Canadian Antioxidant Restenosis Trial - CART
The goal of this study was to assess the efficacy of AGI-1067, a metabolically stable modification of the antioxidant probucol, in reducing restenosis following PCI
AGI-1067 reduces restenosis as assessed by IVUS after PCI compared with placebo and probucol.
Patients Enrolled: 305
Mean Follow Up: 5-7 months
Scheduled to undergo PCI with or without stenting on >=1 native coronary artery and had >=1 de novo target lesion with luminal narrowing >=50%.
Severe liver disease or serum creatinine >=200 mmol/L; MI in prior 7 days; left main stenosis >50%; ejection fraction <30%; PCI for another lesion in the preceding 6 months; were being treated for a restenotic lesion; had scheduled atherectomy, brachytherapy, or PCI of bypass graft; required therapy with a class Ia/III antiarrhythmic agent; or had significant QTc lengthening before randomization.
Minimal lumen area on IVUS 6 months after PCI
Patients were randomly assigned to AGI-1067 70, 140, or 280 mg once daily, probucol 500 mg twice daily, or placebo beginning 14 days before scheduled PCI and continuing for 4 weeks following PCI. All patients also received an extra dose of AGI-1067 280 mg or probucol 1000 mg or matched placebos on the evening before PCI, according to random treatment assignment.
Aspirin 325 mg/d was given for duration of study. PCI with or without stent placement and post-PCI management were performed according to current clinical practice. All patients treated with stents also received clopidogrel 75 mg/d for 30 days after PCI.
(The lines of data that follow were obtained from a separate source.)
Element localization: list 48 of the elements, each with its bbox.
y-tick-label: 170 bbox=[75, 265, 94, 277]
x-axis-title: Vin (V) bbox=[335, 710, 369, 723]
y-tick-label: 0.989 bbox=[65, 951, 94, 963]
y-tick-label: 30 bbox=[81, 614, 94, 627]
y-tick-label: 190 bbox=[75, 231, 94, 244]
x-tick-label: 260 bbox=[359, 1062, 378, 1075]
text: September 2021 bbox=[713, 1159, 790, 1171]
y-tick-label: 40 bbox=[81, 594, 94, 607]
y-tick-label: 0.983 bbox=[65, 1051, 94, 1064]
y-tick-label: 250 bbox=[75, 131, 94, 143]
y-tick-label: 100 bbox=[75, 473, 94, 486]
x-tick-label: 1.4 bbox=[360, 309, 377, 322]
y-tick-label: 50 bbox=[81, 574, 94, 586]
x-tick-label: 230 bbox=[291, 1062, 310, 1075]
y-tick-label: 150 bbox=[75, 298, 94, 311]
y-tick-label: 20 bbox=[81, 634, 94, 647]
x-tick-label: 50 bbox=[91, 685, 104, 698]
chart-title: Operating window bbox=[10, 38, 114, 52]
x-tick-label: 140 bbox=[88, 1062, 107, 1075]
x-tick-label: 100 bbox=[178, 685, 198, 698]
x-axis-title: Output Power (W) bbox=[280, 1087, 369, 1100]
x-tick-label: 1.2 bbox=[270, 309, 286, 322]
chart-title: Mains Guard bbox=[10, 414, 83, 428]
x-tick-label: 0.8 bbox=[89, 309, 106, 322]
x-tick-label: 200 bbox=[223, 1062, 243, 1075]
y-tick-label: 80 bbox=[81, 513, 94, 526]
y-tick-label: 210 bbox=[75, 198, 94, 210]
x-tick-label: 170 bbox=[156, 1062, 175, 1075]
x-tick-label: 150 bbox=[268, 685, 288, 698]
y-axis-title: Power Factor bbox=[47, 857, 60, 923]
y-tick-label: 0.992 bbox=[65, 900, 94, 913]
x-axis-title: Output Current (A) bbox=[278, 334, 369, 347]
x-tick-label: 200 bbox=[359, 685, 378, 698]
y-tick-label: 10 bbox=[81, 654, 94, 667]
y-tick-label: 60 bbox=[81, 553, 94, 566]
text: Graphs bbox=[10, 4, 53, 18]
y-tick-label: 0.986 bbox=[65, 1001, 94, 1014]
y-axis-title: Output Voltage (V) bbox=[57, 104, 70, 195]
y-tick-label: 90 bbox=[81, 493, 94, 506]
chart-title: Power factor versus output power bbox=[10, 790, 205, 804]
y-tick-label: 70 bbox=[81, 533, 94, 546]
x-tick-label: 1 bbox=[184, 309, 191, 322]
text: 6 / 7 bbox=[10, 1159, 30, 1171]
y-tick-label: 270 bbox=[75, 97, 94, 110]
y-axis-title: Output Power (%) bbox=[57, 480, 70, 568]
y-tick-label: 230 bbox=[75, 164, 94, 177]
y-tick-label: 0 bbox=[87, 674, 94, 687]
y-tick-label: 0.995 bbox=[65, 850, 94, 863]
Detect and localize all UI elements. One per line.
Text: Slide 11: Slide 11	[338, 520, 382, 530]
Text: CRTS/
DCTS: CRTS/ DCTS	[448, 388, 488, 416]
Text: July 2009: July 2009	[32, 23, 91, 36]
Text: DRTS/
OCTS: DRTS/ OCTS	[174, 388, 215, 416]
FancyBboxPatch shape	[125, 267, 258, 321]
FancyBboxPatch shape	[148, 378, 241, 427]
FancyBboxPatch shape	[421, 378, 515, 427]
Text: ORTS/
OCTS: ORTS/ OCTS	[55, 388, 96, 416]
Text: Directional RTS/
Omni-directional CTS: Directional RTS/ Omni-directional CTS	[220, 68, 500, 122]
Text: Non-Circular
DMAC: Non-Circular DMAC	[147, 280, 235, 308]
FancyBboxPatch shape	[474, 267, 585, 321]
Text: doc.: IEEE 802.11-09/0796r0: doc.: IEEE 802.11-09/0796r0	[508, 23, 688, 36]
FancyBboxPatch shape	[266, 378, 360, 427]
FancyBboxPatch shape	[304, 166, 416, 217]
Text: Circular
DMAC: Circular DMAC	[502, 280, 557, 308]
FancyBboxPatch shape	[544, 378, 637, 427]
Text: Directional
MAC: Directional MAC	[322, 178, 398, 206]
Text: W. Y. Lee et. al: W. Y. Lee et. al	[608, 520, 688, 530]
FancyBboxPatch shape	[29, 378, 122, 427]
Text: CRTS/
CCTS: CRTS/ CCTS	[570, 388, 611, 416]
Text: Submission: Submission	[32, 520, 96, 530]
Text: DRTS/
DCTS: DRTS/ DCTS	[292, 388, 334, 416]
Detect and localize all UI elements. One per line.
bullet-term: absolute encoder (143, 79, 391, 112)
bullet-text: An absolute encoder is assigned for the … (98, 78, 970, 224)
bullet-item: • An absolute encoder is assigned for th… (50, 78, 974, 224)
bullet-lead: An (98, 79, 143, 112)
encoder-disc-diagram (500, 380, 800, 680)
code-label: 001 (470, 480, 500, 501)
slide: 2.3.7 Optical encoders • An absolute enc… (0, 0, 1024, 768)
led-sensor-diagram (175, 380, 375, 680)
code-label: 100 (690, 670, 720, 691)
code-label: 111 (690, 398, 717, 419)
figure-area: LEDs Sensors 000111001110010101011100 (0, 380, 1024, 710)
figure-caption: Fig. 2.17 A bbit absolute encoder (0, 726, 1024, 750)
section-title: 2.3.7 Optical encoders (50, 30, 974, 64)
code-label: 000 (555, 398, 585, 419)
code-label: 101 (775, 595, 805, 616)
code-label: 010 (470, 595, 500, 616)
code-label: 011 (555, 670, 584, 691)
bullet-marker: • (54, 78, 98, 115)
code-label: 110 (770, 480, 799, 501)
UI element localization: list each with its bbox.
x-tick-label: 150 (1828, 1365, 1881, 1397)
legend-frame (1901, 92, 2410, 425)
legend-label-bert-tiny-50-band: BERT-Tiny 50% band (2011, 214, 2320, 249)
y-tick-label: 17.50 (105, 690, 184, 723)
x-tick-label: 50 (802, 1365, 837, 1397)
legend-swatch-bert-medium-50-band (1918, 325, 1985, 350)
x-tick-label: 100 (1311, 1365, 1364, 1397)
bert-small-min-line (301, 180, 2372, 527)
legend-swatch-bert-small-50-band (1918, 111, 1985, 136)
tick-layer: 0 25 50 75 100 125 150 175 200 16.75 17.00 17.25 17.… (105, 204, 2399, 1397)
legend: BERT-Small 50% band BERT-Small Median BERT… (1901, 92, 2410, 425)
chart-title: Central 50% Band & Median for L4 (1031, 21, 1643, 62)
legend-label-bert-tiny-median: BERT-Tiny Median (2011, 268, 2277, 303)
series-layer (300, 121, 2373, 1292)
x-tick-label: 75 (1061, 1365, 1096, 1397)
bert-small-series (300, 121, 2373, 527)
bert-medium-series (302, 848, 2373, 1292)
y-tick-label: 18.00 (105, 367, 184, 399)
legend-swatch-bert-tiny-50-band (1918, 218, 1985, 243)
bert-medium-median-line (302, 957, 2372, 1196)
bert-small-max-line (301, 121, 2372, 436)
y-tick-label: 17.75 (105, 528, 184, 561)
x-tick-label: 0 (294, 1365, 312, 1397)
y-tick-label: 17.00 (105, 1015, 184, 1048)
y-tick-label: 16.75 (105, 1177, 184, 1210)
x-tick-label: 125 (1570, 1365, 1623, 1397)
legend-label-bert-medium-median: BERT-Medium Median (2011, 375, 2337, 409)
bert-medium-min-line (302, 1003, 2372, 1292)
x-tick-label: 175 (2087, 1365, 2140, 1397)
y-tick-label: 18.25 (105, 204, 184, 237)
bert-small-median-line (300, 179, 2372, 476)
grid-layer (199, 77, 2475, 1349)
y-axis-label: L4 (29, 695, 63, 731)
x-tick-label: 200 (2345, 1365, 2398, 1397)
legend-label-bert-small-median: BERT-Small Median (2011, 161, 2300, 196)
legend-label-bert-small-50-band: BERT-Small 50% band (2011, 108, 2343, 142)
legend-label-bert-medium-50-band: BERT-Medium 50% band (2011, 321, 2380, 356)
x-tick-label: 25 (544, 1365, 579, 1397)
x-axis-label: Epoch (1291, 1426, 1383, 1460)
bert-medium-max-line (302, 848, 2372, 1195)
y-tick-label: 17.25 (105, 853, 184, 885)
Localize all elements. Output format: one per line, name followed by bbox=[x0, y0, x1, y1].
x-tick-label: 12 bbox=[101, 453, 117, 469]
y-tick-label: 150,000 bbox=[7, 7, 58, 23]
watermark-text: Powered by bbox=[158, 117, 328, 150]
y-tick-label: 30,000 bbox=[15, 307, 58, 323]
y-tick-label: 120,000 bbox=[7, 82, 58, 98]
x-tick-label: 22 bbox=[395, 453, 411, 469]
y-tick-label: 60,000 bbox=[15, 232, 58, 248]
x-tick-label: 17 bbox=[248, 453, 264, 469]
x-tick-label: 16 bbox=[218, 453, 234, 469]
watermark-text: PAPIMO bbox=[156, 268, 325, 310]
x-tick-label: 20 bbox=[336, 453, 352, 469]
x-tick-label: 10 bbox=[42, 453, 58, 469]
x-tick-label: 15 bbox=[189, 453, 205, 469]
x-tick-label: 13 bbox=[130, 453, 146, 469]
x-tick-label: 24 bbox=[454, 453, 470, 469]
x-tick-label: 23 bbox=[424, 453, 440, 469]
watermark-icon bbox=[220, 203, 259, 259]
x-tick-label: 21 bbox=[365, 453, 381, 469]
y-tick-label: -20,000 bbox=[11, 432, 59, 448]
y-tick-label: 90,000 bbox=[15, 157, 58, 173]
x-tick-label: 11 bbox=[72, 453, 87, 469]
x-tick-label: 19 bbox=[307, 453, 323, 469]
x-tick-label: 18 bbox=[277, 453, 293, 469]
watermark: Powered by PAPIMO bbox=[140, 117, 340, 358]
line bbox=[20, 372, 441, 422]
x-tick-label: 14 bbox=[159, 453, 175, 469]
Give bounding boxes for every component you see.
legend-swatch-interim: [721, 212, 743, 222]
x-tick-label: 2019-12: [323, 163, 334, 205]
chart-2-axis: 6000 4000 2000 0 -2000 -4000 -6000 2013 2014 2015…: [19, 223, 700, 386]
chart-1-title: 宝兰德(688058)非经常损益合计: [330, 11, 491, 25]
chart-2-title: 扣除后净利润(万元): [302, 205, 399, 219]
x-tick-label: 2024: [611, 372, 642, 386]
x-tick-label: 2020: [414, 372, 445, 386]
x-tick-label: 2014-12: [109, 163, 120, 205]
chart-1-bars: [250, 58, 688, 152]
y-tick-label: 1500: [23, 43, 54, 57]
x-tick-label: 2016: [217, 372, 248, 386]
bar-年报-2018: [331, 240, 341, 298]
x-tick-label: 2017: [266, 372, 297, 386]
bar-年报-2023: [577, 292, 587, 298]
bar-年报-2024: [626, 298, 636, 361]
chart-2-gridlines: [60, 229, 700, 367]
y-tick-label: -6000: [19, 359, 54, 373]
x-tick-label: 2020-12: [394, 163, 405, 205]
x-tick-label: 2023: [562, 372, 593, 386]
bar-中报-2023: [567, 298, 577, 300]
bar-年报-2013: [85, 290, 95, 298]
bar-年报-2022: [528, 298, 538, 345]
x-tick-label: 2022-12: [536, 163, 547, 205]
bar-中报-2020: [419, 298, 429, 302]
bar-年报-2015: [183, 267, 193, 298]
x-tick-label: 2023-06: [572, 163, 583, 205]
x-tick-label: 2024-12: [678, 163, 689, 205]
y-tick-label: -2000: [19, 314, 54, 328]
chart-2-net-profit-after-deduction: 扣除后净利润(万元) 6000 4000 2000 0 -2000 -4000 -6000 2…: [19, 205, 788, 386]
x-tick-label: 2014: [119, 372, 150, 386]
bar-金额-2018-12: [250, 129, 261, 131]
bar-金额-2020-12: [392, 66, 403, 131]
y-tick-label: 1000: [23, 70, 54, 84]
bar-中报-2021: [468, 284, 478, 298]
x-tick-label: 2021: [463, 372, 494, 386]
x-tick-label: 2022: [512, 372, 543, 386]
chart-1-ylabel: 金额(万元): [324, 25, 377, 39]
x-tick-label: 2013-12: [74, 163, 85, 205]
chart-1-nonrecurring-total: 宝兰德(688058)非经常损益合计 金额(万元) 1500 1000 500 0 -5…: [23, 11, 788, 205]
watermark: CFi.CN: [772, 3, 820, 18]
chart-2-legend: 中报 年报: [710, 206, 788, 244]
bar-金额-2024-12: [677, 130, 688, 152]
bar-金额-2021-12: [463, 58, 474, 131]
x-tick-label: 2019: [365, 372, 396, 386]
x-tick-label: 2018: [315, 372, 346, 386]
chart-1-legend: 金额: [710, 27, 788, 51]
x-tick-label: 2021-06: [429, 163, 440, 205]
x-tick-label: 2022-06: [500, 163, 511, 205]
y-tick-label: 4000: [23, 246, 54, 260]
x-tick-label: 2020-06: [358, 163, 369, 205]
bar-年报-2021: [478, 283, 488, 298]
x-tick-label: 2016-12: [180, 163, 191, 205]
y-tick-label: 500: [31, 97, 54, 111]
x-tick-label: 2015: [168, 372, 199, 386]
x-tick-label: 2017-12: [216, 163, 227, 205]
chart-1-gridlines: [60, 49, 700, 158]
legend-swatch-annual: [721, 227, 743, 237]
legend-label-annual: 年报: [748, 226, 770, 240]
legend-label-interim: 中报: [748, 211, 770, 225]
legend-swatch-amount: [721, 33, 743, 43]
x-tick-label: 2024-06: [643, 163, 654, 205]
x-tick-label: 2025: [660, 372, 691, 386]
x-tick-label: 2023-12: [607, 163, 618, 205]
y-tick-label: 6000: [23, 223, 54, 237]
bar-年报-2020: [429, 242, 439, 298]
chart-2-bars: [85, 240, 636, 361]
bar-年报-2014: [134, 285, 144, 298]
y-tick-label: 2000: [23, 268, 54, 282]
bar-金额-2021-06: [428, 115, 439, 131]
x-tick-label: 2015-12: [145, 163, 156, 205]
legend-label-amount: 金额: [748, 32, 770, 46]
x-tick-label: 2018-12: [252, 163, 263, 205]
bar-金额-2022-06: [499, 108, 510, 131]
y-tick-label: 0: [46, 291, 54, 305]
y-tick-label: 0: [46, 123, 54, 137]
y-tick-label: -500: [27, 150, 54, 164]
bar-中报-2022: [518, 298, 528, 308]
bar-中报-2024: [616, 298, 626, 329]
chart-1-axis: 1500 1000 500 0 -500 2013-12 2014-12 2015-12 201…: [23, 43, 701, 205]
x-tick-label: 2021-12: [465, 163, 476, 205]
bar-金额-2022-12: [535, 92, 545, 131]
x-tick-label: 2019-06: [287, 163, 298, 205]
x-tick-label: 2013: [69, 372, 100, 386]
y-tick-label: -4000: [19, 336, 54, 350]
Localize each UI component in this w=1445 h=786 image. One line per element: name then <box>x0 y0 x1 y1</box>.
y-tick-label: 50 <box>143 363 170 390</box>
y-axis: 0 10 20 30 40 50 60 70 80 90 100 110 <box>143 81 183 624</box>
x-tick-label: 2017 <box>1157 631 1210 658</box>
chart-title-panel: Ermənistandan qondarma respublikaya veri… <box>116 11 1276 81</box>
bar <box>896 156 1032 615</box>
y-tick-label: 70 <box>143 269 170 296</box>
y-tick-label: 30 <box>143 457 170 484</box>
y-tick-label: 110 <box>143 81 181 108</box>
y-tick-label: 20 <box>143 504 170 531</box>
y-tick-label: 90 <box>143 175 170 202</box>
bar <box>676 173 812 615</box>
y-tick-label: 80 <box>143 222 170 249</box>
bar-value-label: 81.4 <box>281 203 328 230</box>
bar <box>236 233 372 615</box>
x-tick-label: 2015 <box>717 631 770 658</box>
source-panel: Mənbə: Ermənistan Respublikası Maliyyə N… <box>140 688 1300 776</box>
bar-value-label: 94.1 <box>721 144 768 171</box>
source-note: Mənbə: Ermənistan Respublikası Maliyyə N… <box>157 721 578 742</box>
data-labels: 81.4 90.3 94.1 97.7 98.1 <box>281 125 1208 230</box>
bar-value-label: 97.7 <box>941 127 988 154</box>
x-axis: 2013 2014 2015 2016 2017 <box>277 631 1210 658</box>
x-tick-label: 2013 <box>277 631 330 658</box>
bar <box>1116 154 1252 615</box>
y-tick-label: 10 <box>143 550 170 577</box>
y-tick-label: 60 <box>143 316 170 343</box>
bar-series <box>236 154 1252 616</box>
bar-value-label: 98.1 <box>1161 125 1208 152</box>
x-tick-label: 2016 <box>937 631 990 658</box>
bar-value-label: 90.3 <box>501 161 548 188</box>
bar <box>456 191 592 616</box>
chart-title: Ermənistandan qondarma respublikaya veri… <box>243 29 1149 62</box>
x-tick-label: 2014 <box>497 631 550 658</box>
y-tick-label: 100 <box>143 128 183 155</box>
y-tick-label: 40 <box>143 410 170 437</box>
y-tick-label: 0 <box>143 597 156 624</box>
Stents were implanted in 85.1% of patients. Luminal area immediately following PCI was improved in a dose-response fashion in the AGI-1067 arms (p=0.04). Luminal area at the PCI site on 6-month IVUS was 2.66 mm2 for placebo, 3.69 mm2 for probucol, 2.75 mm2 for AGI-1067 70 mg, 3.17 mm2 for 140 mg, and 3.36 mm2 for 280 mg (p=0.02 for dose-response; p=0.046 for AGI-1067 280 mg and p=0.01 for probucol vs placebo). The reference segment lumen narrowed in the placebo arm (-5.3 mm3) but enlarged in the 140 mg AGI-1067 arm (3.5 mm3, p=0.05 vs placebo) and trended to be larger in the 280 mg arm (p=0.09). There was only minimal change in the probucol arm (-0.2 mm3, p=NS). There were no differences by treatment arm in the clinical outcomes of death, MI, or target lesion revascularization. The QTc interval increased >60 ms at least once during the study in 4.8% of patients in the placebo arm, 17.4% of patients in the probucol arm, and 4.8%, 2.4%, and 2.5% of patients in the AGI-1067 70, 140, and 280 mg arms, respectively (p=0.02).
Treatment with the antioxidant AGI-1067 or probucol was associated with a larger luminal area at the PCI site on 6 month IVUS. Additionally, reference segment lumen diameter was larger on follow-up in the higher dose AGI-1067 arms but did not differ from placebo in the probucol arm. Of concern was the significantly higher rate of QTc prolongation in the probucol arm compared with placebo. The CART-2 trial is currently evaluating the use of a longer duration of treatment with AGI-1067 on neointimal formation and restenosis and clinical outcomes.